Brian Whitaker wants more surfers to find his Web site

The Guardian, 4 June, 1998

SEARCH ENGINES are the lifeblood of the Internet: they index Web pages and help users to find things. Without them, you're lost in cyberspace. In a moment of wild optimism, about 10 minutes after posting my new Web site on the server, I began contacting the search engines to tell them about it. Several replied - churlishly, I thought - that they would take a look in a few weeks.

Well, their time is up and I have now discovered the first law of the Internet. This states that if you give a chimpanzee a computer and an infinite amount of time, it will type out the complete works of Shakespeare long before it finds your Web site.

Since my Web site is about Yemen, let’s begin with an easy test: "yemen constitution". Connoisseurs will know that Yemeni constitutions have almost as much built-in obsolescence as a Pentium chip, and my Web site has the world's finest and largest collection of them.

The search engines, however, show neither taste nor appreciation. They point relentlessly to the law department at Wuertzburg University, which has just one long-dead constitution split into multiple files.

To make it easier still, I try: "yemen gateway" - the name of my Web site. This time most searches do put it top of the list, though one - bizarrely - puts it second, behind a banker's memo about honey exports. One search even states, with great authority, that my site is only "22 per cent relevant". They'll be hearing from my solicitors.

Search engines rely mainly on meta data, such as key words, inserted at the top of HTML files, though some check ordinary text as well. Meta data is normally hidden, but you can look at it with the "view source" command on your browser.

The meta data on my own site was done largely by guessword - trying to anticipate the search terms readers might use, and following examples in other Web pages. But without special knowledge, it's virtually impossible to work out how different search engines respond.

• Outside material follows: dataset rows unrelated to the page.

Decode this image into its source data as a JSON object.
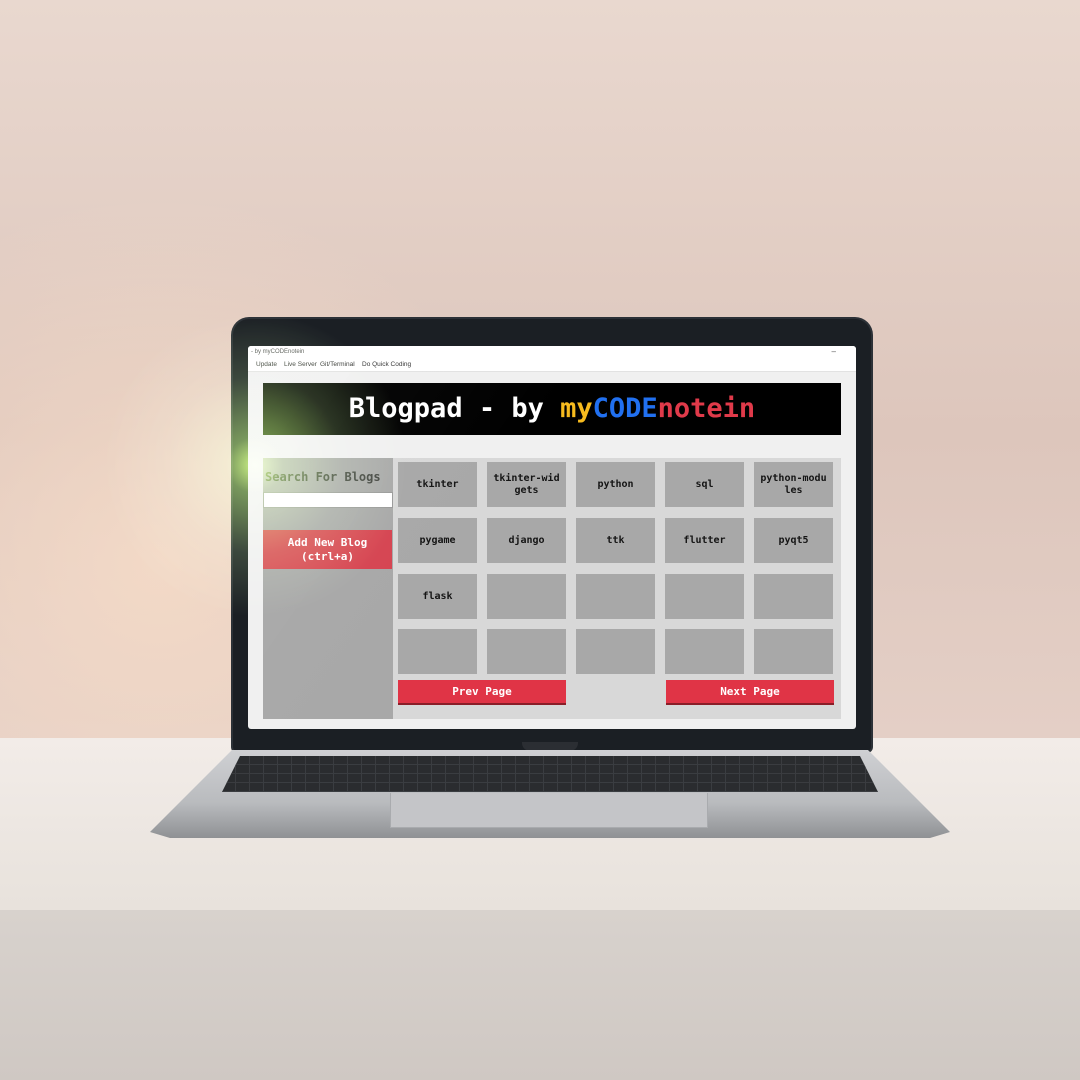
{
  "window": {
    "title": "- by myCODEnotein",
    "minimize_glyph": "–"
  },
  "menu": {
    "items": [
      "Update",
      "Live Server",
      "Git/Terminal",
      "Do Quick Coding"
    ]
  },
  "banner": {
    "prefix": "Blogpad - by ",
    "my": "my",
    "code": "CODE",
    "notein": "notein",
    "colors": {
      "my": "#f7bb1e",
      "code": "#2170f0",
      "notein": "#e03a4a"
    }
  },
  "sidebar": {
    "search_label": "Search For Blogs",
    "search_value": "",
    "add_button_label": "Add New Blog\n(ctrl+a)"
  },
  "tiles": [
    "tkinter",
    "tkinter-widgets",
    "python",
    "sql",
    "python-modules",
    "pygame",
    "django",
    "ttk",
    "flutter",
    "pyqt5",
    "flask",
    "",
    "",
    "",
    "",
    "",
    "",
    "",
    "",
    ""
  ],
  "pagination": {
    "prev_label": "Prev Page",
    "next_label": "Next Page"
  },
  "colors": {
    "accent_red": "#e03446",
    "tile_gray": "#a8a8a8"
  }
}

The 10 most-searched words on the Internet are: sex, nude, pictures, adult, women, software, erotic, erotica, gay, and naked - in that order. I'm tempted to drive the Wuertzburg site into obscurity by labelling my files "Yemen's adult constitution without erotic pictures of naked women or gay sex" but I might disappoint someone.

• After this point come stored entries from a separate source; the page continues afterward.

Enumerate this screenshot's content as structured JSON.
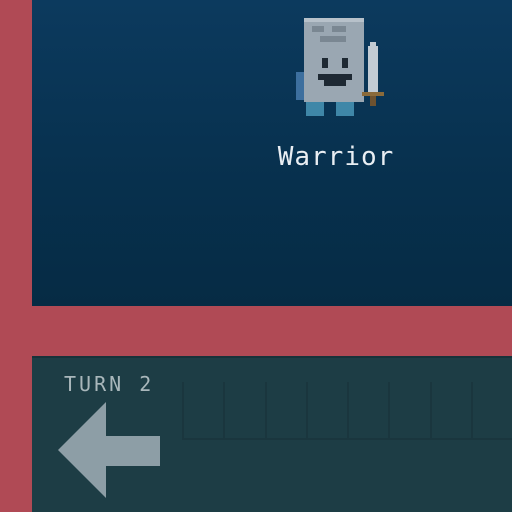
{
  "hero": {
    "name": "Warrior",
    "icon": "warrior-sprite"
  },
  "turn": {
    "label": "TURN 2"
  },
  "controls": {
    "back_icon": "left-arrow-icon"
  },
  "colors": {
    "frame": "#b04a55",
    "scene_top": "#0c3a5e",
    "scene_bottom": "#062b44",
    "turn_panel": "#1d3d45",
    "text": "#e9eef3",
    "arrow": "#8d9ea6"
  }
}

While pondering this, I received an e-mail from Fabio Salvadori of www.pegasoweb.com advertising Engenius, a bit of software that claims to improve searchability. My hopes were not high because, on looking at the meta data on his own Web pages, I found rather a lot of typing mistakes. Still, I asked him to choose any two files from my Web site and run them through Engenius to see what it could do. What Salvadori did is rather complicated but you can view the tweaked files athttp://www.al-bab.com/gov/gov1.htmorhttp://www.al-bab.com/artic/gdn3.htm, orhttp://www.al-bab.com/forum/if you want to see his explanation. Salvadori decribes this as "optimising" files, which sounds entirely innocent. But some people use more unscrupulous tricks, such as creating "ghost" pages or concealing key words in image data, which to my mind deserve a yellow card if not a sending-off.

After I let readers into the secret of my hidden Web counter, people with nothing better to do keep hitting the home page then e-mailing me with the latest score. One reader urged me to spoil their fun and make the counter truly invisible by changing its colour to match the background. Another pointed me tohttp://www.cranfield.ac.uk/docs/stats/. Here you'll discover that Web statistics are total nonsense anyway. Yet another - who'll obviously go far - told me how to fiddle the counter. To think that Guardian readers would even dream of it! Well, I shall do the honourable thing if I can, and remove a few of those gratuitous hits by turning the counter back.